Description of problem (please be detailed as possible and provide log snippests): During OCS installation we are attempting to validate the PVC is mounted on the registry pod with the following command which is timing out. This appears to only be happening when installing on vmware. E ocs_ci.ocs.exceptions.CommandFailed: Error during execution of command: oc -n openshift-image-registry --kubeconfig /home/jenkins/current-cluster-dir/openshift-cluster-dir/auth/kubeconfig rsh image-registry-5f49c458bf-76zgh mount. E Error is Error from server: etcdserver: request timed out A portion of must-gather also failed with the same error(the rest of must gather is in additional info): 21:41:36 - MainThread - ocs_ci.ocs.utils - ERROR - Failed during must gather logs! Error: Error during execution of command: oc --kubeconfig /home/jenkins/current-cluster-dir/openshift-cluster-dir/auth/kubeconfig adm must-gather --image=quay.io/openshift/origin-must-gather --dest-dir=/home/jenkins/current-cluster-dir/logs/failed_testcase_ocs_logs_1581540953/deployment_ocs_logs/ocp_must_gather. Error is error: gather did not start for pod must-gather-p58g7: etcdserver: request timed out Version of all relevant components (if applicable): quay.io/rhceph-dev/ocs-olm-operator:4.2.2-rc4 OCP 4.3 Does this issue impact your ability to continue to work with the product (please explain in detail what is the user impact)? Installation failing due to this stopping us from further testing Is there any workaround available to the best of your knowledge? No Rate from 1 - 5 the complexity of the scenario you performed that caused this bug (1 - very simple, 5 - very complex)? 1 Can this issue reproducible?
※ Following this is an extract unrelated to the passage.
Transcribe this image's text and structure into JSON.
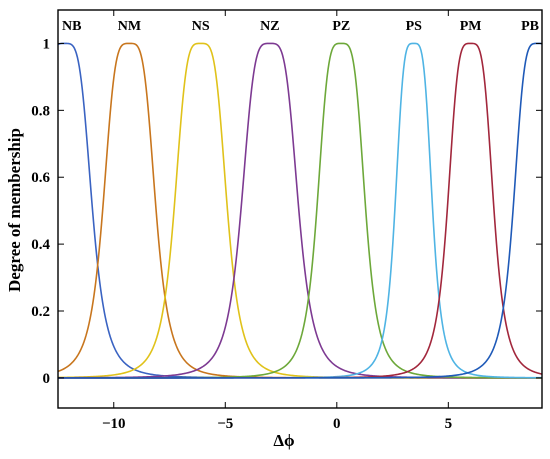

Yes Can this issue reproduce from the UI? untested If this is a regression, please provide more details to justify this: Steps to Reproduce: 1. Install OCS cluster in vmware (jenkins: https://ocs4-jenkins.rhev-ci-vms.eng.rdu2.redhat.com/job/qe-deploy-ocs-cluster/4543//console) 2. Validate the PVC is mounted on the registry pod 3. Actual results: rsh command is timing out Expected results: Verification of pvc mounted on registry pod succeeds Additional info: Link to must-gather logs: http://magna002.ceph.redhat.com/ocsci-jenkins/openshift-clusters/jnk-vu1cs33-t4a/jnk-vu1cs33-t4a_20200212T204539/logs/failed_testcase_ocs_logs_1581540953/deployment_ocs_logs/
- Are you sure your VMware environment is reasonably performing? Looks like etcd is timing out? - Severity?
(In reply to Yaniv Kaul from comment #2) > - Are you sure your VMware environment is reasonably performing? Looks like > etcd is timing out? Not really sure how to answer this. Are there specific requirements that I can verify our environment is meeting with regards to etcd timing out?
This cluster has 256 GB of memory and storage ( VSAN ) of 8.99 TB, Its connected to 1 Gbits/s.
(In reply to Vijay Avuthu from comment #4) > This cluster has 256 GB of memory and storage ( VSAN ) of 8.99 TB, Its > connected to 1 Gbits/s. 1Gb is VERY VERY slow.
Has there been any further insight on this? Anyway it's not 4.4 material...
Closing. If you can reproduce on a reasonable* platform, please re-open. * reasonable: - well performing (10g network, for start) - not overloaded (by other workloads) It's not always easy to understand what's going on with the underlying platform, but it's a must in these cases. Not much we can do if the setup is either under-performing or overloaded.